À présent, il ne reste qu’elle dans le kiosque désert. Silhouette transie, aiguilles plantées dans ses prunelles. Elles sont là, debout près d’un réverbère. Les trous qui s’ouvrent dans leur visage laissent voir les sangles qui maintiendront Jeanne captive lorsqu’elles absorberont les fragments décomposés de ses rêves d’enfant.

Hâte-toi de remonter l’escalier, Jeanne; là-haut, il existe un point de fuite, un étage transfiguré, peut-être. Tu y trouveras, étendu par terre, le corps inerte de la logique. Vite, tu devras te presser pour le réanimer ! Qui sait si tu pourras…

Mais non, car il faudrait les brûler vives

 

Te voilà de nouveau sur l’artère passante. Ces figurants, mannequins en mouvement, se superposent à ton réel sans en faire partie. Sauf celles qui tiennent un oiseau mort dans leurs mains placées en coupe – elles seront calleuses sur ton cou. Bientôt.

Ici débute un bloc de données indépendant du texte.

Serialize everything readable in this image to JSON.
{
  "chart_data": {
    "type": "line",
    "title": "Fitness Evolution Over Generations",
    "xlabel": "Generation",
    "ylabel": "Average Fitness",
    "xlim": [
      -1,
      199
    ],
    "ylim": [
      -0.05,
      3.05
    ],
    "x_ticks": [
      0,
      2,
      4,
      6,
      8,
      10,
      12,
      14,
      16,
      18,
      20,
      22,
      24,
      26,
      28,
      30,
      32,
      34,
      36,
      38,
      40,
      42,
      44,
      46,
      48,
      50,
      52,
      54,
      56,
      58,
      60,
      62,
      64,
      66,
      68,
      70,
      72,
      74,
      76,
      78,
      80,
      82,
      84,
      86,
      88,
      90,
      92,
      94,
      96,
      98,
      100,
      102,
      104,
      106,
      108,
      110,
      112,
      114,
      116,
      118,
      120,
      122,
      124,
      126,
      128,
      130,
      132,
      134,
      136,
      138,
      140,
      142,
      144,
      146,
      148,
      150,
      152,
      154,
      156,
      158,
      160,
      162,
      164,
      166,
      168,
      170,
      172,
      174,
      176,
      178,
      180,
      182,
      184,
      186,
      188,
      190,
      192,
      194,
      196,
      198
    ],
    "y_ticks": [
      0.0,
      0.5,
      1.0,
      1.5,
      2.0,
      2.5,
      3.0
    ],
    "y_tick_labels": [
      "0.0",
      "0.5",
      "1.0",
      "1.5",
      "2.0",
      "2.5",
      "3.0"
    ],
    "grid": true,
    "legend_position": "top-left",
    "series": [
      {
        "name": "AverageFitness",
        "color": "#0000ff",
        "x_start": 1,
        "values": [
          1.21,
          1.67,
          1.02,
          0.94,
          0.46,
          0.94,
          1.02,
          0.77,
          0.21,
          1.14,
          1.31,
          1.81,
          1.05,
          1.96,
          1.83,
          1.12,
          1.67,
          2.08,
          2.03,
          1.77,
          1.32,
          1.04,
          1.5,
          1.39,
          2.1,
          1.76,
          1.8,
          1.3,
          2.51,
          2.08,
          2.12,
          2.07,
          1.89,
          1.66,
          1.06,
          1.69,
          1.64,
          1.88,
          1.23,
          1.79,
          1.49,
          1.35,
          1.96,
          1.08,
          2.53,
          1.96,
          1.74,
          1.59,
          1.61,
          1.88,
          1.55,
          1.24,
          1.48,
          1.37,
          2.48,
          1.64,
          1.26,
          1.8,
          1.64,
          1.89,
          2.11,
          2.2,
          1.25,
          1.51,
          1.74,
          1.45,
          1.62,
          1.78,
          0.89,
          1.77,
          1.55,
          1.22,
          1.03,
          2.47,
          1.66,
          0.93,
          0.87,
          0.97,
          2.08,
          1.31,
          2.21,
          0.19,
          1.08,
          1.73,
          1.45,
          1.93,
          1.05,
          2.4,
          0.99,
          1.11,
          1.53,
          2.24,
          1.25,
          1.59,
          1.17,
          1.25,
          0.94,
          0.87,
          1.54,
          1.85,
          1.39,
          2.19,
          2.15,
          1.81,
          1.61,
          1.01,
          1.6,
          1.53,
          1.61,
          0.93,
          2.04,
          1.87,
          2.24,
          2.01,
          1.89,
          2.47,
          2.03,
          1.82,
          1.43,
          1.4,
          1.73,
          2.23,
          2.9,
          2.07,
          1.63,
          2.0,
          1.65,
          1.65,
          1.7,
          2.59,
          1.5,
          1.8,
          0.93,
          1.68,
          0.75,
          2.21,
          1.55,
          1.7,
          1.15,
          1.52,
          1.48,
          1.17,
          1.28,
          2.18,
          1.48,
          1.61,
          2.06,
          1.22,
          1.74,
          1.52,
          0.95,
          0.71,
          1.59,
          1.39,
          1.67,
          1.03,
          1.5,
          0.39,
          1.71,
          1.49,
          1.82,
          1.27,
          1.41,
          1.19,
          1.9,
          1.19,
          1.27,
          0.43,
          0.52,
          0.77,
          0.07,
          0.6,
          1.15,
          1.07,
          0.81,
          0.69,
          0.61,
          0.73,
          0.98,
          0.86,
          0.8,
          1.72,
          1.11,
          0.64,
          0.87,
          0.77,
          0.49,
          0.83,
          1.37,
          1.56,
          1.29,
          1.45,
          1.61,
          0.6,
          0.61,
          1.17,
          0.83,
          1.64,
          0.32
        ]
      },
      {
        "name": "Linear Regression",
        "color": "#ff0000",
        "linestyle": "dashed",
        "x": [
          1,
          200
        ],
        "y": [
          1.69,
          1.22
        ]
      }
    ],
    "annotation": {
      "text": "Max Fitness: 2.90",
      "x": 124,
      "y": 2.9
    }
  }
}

Les haut-parleurs diffusent leur voix. Elles chuchotent ton nom. Des taches de couleur dansent dans ton champ de vision, s’interposant entre elles et le monde. L’heure est venue, mais tu cours vers une ruelle pour te soustraire à l’étreinte promise.

 

Dans quelques secondes, une main glacée se posera sur ton épaule. Tu feras volte-face et tu frapperas devant toi, sans regarder. Tu enfonceras la lame du couteau – déchirement de la chair, manche froid contre ta paume. Tu n’arriveras pas tout de suite à la dégager tant elle se sera greffée à toi. Alors, tu pousseras plus loin, plus loin à travers le vivant pour te frayer un chemin. Le sang sera chaud sur tes doigts. Le sang du passant qui avait voulu te demander l’heure. Lorsqu’il s’effondrera, immobile, tu te pencheras pour continuer à le frapper, jusqu’au vertige.

Près de toi, les sœurs partageront le sourire de minuit, heureuses de ton offrande.

Il en faudra d’autres.


 

Première publication: Moebius 148, 2016.